Moreover, remember that incomes in the middle of the scale were flat over the 2000s business cycle, well before the recession took hold. In other words, for far too many in the middle class, income trends have devolved from stagnation to decline.

This is largely a labor market story and an inequality story. The economy expanded last year -- GDP was up 1.8 percent -- not a huge growth rate, but that's $270 billion in new output, none of which found its way to the middle class.

Other data from today's Census release further support this job market story. The median income of working age households, omitting retirees who depend less on labor market earnings, fell 2.4 percent last year, down $1,400 and down 9 percent -- $5,700 -- since 2007 (see figure). In fact, the level of median income for these working age households -- about $55,600 -- is about the same income level this household type had -- again, in today's dollars -- in 1993, giving back all of the gains accrued in the 1990s. Meanwhile, productivity is up 50 percent since 1993.
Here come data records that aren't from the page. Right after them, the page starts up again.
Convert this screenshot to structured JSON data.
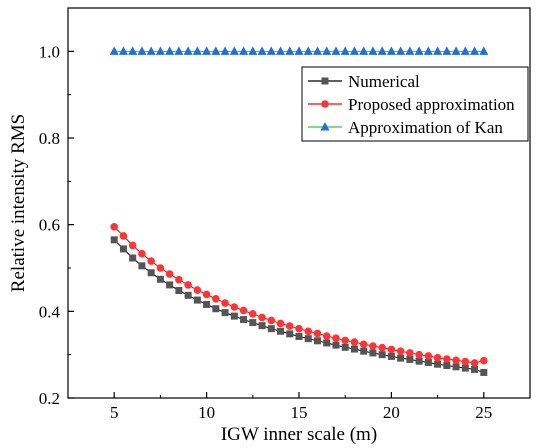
{
  "chart_data": {
    "type": "line",
    "title": "",
    "xlabel": "IGW inner scale (m)",
    "ylabel": "Relative intensity RMS",
    "xlim": [
      2.5,
      27.5
    ],
    "ylim": [
      0.2,
      1.1
    ],
    "xticks": [
      5,
      10,
      15,
      20,
      25
    ],
    "yticks": [
      0.2,
      0.4,
      0.6,
      0.8,
      1.0
    ],
    "xtick_labels": [
      "5",
      "10",
      "15",
      "20",
      "25"
    ],
    "ytick_labels": [
      "0.2",
      "0.4",
      "0.6",
      "0.8",
      "1.0"
    ],
    "grid": false,
    "legend_position": "top-right",
    "x": [
      5,
      5.5,
      6,
      6.5,
      7,
      7.5,
      8,
      8.5,
      9,
      9.5,
      10,
      10.5,
      11,
      11.5,
      12,
      12.5,
      13,
      13.5,
      14,
      14.5,
      15,
      15.5,
      16,
      16.5,
      17,
      17.5,
      18,
      18.5,
      19,
      19.5,
      20,
      20.5,
      21,
      21.5,
      22,
      22.5,
      23,
      23.5,
      24,
      24.5,
      25
    ],
    "series": [
      {
        "name": "Numerical",
        "color": "#555555",
        "line_color": "#000000",
        "marker": "square",
        "values": [
          0.565,
          0.544,
          0.523,
          0.505,
          0.489,
          0.474,
          0.461,
          0.448,
          0.437,
          0.426,
          0.416,
          0.406,
          0.397,
          0.389,
          0.381,
          0.374,
          0.367,
          0.36,
          0.354,
          0.348,
          0.342,
          0.337,
          0.332,
          0.327,
          0.322,
          0.317,
          0.313,
          0.308,
          0.304,
          0.3,
          0.296,
          0.292,
          0.289,
          0.285,
          0.282,
          0.278,
          0.275,
          0.272,
          0.269,
          0.266,
          0.259
        ]
      },
      {
        "name": "Proposed approximation",
        "color": "#ff3333",
        "line_color": "#ff0000",
        "marker": "circle",
        "values": [
          0.595,
          0.574,
          0.552,
          0.533,
          0.516,
          0.5,
          0.486,
          0.473,
          0.461,
          0.449,
          0.439,
          0.429,
          0.419,
          0.41,
          0.402,
          0.394,
          0.386,
          0.379,
          0.372,
          0.366,
          0.36,
          0.354,
          0.349,
          0.343,
          0.338,
          0.333,
          0.329,
          0.324,
          0.32,
          0.316,
          0.312,
          0.308,
          0.304,
          0.3,
          0.297,
          0.293,
          0.29,
          0.287,
          0.284,
          0.281,
          0.286
        ]
      },
      {
        "name": "Approximation of Kan",
        "color": "#1f6fe0",
        "line_color": "#33cc33",
        "marker": "triangle",
        "values": [
          1.0,
          1.0,
          1.0,
          1.0,
          1.0,
          1.0,
          1.0,
          1.0,
          1.0,
          1.0,
          1.0,
          1.0,
          1.0,
          1.0,
          1.0,
          1.0,
          1.0,
          1.0,
          1.0,
          1.0,
          1.0,
          1.0,
          1.0,
          1.0,
          1.0,
          1.0,
          1.0,
          1.0,
          1.0,
          1.0,
          1.0,
          1.0,
          1.0,
          1.0,
          1.0,
          1.0,
          1.0,
          1.0,
          1.0,
          1.0,
          1.0
        ]
      }
    ]
  }
}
2012-09-14-Jarebear1.png Source: Census

So where is the growth going?

Though Census data are incomplete on this point -- they include neither the capital gains that flow largely to the top of the income scale nor, as mentioned, the near cash benefits at the bottom, they still provide useful information on income inequality.

For example, the shares of the nation's income going to each of the bottom three-fifths of households were the lowest on record last year, in data that go back to 1967, while the share of income going to the top fifth was the highest on record (see figure).

2012-09-14-jarebear2.png

The bottom 20 percent of households received just 3.2 percent of all household income in 2011, and the middle fifth of households received only 14.3 percent of the income. But the top 20 percent of households got 51.1 percent of the income in the nation, and the top 5 percent of households garnered 22.3 percent.

In short, as more of the gains of economic growth have accumulated at the top, the shares of the national income going to the bottom and middle have fallen.

It's a stark reminder that when it comes to the living standards of middle- and low-income families, overall economic growth is necessary but not sufficient. For these families to get ahead, the economy must not only expand but that expansion must reach more households, particularly those for whom growth has been largely a spectator sport.

Policy Matters: A year ago, President Obama introduced the American Jobs Act. It included fiscal relief to help states stave off these very sorts of layoffs, as well as infrastructure investments like FAST!

The fact that Congress was unwilling to approve these jobs measures is one reason middle class families continue to struggle and why the growth that we are generating is doing an end run around them. In fact, if you think back to 2011, instead of debating jobs measures that could have helped middle class and low-income workers, what was Congress fighting about? Whether or not to default on the national debt. And now there's the specter of the fiscal cliff, another potential self-inflicted wound to an economy that needs a shot in the arm not a punch in the head.

These results carry two lessons. First, they pose yet another reminder to policy makers that austerity measures in an economy that remains well below potential with a job market that's still far too slack are exactly the wrong way to go. Second, they show that the economic problems we face are, in fact, amenable to policy intervention.

I'm, of course, not suggesting that the anti-poverty measures noted above are solving the market failure of poverty, nor are the few pieces of the ACA that are in place solving the challenge of health coverage. But they're both helping, and if policy makers were listening to these data, they'd recognize that such measures point the way forward.

Update: If you happened to note some different numbers on the income shares in the WaPo article on these data Wednesday, that's because the Census publishes two versions of this time series: the one that I cited above, and one in which households are adjusted for changes in family size. The historical results are the same except in the size-adjusted series, the share of income going to the lowest fifth is tied for the lowest on record.